Weakness among these aspiring shoppers is likely to have less of an impact on high-end brands like Chanel than on those that cater to mid-market luxury consumers.

Half of the home’s revenue growth last year was due to price increases, the company said.

Chanel has markedly increased the prices of its core products since the start of the pandemic, reflecting trends in the industry, with some bags now selling for 74 per cent more in the UK than in 2019, according to Jefferies.

“The reality is that we are the most exclusive brand or one of the most exclusive [and] we intend to maintain this positioning. But in the future, the evolution of our prices will depend on two factors: inflation and currency effects,” Blondiaux said.

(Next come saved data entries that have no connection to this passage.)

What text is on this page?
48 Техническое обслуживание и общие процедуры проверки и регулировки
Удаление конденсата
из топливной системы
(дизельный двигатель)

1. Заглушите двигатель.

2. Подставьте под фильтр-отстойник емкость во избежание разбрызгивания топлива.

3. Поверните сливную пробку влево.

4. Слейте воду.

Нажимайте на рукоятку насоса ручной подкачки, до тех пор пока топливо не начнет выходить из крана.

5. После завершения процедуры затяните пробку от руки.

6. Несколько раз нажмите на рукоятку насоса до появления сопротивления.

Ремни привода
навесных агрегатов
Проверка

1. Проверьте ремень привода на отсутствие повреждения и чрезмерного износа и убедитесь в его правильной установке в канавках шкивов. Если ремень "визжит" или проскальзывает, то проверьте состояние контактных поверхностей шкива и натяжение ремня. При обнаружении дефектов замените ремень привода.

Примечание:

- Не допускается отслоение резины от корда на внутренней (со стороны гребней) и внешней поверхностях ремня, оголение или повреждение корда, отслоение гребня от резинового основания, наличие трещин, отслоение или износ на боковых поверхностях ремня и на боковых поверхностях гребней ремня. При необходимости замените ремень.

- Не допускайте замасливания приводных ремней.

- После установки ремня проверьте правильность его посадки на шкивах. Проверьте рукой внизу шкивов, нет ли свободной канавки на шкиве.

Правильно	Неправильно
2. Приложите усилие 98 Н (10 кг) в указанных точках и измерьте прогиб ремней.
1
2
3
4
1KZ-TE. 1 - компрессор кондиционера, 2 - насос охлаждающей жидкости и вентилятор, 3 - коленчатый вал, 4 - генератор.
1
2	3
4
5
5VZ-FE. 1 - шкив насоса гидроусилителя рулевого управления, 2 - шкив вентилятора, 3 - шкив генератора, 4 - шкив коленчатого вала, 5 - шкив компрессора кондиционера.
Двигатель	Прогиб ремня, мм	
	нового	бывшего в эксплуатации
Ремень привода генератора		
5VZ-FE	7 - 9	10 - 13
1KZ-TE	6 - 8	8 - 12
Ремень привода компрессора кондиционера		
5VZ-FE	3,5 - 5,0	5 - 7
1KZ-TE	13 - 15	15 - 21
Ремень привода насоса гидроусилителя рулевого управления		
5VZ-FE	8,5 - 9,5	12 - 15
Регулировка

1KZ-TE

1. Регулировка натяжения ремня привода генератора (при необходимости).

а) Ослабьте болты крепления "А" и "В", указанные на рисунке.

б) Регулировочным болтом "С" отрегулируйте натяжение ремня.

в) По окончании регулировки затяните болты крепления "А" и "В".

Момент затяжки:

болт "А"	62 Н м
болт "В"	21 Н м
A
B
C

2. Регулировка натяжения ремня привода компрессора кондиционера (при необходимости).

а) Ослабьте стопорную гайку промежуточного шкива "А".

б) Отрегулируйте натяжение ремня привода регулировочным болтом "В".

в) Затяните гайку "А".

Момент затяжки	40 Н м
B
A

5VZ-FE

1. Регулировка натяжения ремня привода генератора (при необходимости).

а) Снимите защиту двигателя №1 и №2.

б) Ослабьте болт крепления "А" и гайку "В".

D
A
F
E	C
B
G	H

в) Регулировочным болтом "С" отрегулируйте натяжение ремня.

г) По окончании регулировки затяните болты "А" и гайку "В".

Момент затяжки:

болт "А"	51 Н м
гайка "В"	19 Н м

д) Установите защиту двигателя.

In China, luxury’s fastest-growing market, Chanel said it is bouncing back with double-digit growth on the mainland after Covid-zero lockdowns late last year brought much of the industry to a standstill in the country.

Chinese tourism, a key driver of luxury sales, is also on the rise again, Chanel said. Sales to Chinese buyers in France last year fell 90% compared to 2019, but in April they recovered to just 14% below pre-pandemic levels in value terms, although traffic was still down in almost half.

“The more affluent part of the Chinese clientele is the one that currently travels,” Blondiaux said. “The most limiting factor today preventing a full return of Chinese consumers to Europe is flight capacity,” he added.